Gold has historically had a correlation with crude oil prices, because the metal can be used as a hedge against oil-led inflation. Strength in crude prices can also boost interest in commodities as an asset class. More recently this correlation has weakened, with gold prices continuing to rise in the past two years while oil prices retreated from record peaks.

FISCAL AND POLITICAL TENSIONS

The precious metal is widely considered a "safe haven", bought during uncertain times in a flight to quality.

Financial market uncertainty, as seen this year in the case of burgeoning debt problems for Greece and other euro zone countries, tends to boost inflows to gold.

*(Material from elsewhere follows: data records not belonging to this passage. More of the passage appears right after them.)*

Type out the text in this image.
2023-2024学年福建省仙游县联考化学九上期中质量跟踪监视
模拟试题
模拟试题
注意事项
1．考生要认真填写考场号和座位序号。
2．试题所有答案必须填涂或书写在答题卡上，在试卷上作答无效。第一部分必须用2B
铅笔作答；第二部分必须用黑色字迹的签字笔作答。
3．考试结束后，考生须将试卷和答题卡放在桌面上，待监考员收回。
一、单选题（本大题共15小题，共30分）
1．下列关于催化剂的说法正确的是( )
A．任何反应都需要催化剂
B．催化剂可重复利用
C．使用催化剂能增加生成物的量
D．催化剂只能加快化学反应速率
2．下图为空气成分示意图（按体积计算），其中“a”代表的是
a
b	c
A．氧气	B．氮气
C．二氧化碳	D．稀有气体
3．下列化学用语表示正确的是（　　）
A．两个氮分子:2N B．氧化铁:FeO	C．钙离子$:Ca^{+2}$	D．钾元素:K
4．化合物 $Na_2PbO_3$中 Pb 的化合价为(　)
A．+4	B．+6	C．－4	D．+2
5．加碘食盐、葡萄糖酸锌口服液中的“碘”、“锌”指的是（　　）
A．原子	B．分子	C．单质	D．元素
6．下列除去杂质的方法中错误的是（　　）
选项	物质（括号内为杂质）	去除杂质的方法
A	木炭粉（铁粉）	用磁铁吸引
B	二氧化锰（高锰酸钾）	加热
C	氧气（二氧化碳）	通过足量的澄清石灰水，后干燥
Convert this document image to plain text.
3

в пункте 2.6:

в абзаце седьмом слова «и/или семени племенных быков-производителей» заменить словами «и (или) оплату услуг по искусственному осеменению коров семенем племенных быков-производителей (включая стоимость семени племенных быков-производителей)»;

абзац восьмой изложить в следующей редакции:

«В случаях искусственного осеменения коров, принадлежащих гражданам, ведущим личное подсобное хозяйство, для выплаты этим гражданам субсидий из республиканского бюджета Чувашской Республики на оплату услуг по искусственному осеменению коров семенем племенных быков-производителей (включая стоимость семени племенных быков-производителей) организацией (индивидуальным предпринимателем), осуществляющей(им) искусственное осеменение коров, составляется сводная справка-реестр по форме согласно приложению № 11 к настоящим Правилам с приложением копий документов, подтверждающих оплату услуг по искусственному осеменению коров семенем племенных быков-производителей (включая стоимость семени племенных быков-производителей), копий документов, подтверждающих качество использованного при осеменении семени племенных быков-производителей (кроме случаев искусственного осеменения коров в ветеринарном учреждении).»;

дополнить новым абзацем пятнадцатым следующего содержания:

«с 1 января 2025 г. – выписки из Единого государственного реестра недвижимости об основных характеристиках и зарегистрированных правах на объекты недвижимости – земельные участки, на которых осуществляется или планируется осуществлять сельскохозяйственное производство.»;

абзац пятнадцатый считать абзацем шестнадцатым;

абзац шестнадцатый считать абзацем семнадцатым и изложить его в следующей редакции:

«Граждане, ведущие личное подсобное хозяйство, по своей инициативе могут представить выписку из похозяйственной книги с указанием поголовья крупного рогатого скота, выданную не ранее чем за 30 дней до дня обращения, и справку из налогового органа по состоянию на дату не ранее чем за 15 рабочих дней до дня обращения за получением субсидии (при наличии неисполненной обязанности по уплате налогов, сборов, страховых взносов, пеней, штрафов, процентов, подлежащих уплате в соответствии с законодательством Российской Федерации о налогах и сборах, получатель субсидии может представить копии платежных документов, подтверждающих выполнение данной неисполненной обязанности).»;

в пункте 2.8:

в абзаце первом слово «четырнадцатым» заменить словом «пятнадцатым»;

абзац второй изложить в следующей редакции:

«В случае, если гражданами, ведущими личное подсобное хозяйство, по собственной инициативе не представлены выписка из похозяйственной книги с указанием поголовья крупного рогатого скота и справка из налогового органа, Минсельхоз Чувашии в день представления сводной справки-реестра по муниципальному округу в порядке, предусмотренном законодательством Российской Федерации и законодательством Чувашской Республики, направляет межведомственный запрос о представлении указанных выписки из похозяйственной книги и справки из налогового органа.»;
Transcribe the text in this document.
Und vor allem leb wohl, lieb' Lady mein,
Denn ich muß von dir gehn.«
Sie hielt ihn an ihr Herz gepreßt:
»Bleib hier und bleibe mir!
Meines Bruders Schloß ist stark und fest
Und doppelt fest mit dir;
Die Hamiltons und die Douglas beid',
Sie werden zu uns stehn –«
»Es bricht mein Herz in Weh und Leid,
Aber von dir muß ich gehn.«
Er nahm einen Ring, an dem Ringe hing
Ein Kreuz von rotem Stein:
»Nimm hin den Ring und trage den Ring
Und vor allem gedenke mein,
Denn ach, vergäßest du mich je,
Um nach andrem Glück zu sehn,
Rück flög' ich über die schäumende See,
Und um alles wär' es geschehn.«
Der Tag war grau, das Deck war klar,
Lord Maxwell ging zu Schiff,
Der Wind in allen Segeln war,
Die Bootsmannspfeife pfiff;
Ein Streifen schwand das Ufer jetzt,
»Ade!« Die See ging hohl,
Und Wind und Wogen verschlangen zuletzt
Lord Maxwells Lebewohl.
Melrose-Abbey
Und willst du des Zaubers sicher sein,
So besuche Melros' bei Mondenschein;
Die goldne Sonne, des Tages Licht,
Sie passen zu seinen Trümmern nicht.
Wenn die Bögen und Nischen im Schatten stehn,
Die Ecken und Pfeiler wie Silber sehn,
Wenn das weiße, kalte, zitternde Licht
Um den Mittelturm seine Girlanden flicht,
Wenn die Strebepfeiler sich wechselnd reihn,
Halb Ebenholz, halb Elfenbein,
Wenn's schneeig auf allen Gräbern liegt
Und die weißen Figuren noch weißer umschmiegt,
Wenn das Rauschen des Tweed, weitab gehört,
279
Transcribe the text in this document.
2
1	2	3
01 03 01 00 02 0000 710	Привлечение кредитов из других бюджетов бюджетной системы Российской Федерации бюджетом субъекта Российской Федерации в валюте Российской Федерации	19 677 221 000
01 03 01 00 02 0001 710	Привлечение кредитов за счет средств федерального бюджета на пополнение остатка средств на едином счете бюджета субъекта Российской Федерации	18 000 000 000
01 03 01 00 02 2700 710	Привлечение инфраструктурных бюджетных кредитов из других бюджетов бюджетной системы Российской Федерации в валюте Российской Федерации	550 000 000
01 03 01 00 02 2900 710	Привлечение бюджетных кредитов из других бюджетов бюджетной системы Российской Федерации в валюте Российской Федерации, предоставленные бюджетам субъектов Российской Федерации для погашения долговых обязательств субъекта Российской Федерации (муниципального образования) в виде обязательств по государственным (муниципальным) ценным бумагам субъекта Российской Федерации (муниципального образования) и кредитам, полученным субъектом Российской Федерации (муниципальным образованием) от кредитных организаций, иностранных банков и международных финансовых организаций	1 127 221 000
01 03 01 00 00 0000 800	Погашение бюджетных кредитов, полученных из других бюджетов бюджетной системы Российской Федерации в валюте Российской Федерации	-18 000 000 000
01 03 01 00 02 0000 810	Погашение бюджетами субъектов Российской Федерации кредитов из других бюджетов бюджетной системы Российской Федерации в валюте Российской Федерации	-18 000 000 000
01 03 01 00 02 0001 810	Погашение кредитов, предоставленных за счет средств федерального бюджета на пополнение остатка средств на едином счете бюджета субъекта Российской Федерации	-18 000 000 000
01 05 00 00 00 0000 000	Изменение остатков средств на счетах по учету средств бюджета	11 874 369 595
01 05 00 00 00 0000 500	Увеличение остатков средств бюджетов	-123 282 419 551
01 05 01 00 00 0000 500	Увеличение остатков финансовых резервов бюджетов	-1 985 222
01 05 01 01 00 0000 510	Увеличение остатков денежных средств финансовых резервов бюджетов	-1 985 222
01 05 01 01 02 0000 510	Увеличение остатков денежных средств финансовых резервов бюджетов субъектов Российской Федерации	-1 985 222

Major geopolitical events including bomb blasts, terror attacks and assassinations can also induce price rises.

CENTRAL BANK GOLD RESERVES

Central banks hold gold as part of their reserves. Buying or selling of the metal by the banks can influence prices.

On Aug. 7, 2009, a group of 19 European central banks agreed to renew a pact to limit gold sales, originally signed in 1999 and renewed for a further five years in 2004.

Annual sales under the pact are limited to 400 tonnes, down from 500 tonnes in the second agreement, which expired in late September 2009. Sales under the new pact have been low, however.

More recently, central banks, chiefly in Asia, have shown a tendency to add to their gold reserves, with Thailand and Bangladesh some of the most recent countries to purchase bullion. This has also provided a major support to prices.

HEDGING

At the beginning of the 21st century, when gold prices were languishing around $300 an ounce, gold producers sold a part of their expected output with a promise to deliver the metal at a future date.

But when prices started rising, they suffered losses and there was a move to buy back their hedging positions to fully gain from higher market prices, a practice known as de-hedging.

Significant producer de-hedging can boost market sentiment and support gold prices. However, the rate of de-hedging has slowed markedly in recent years as the outstanding global hedge book has shrunk.

The world's biggest gold miner, Barrick Gold, cut its gold hedges by about 3 million ounces to eliminate its entire hedge-book in the fourth quarter of last year. AngloGold Ashanti, also a major producer, said in September it plans to close its hedge-book by early next year.

SUPPLY/DEMAND

Supply and demand fundamentals generally do not play as big a role in determining gold prices as those of other commodities because of huge above-ground stocks, now estimated at around 160,000 tonnes -- more than 60 times annual mine production.

Gold is not consumed in the same way as copper or oil.

Peak buying seasons in major consuming countries such as India and China exert some influence on the market, but other factors such as the dollar and financial risk carry more weight.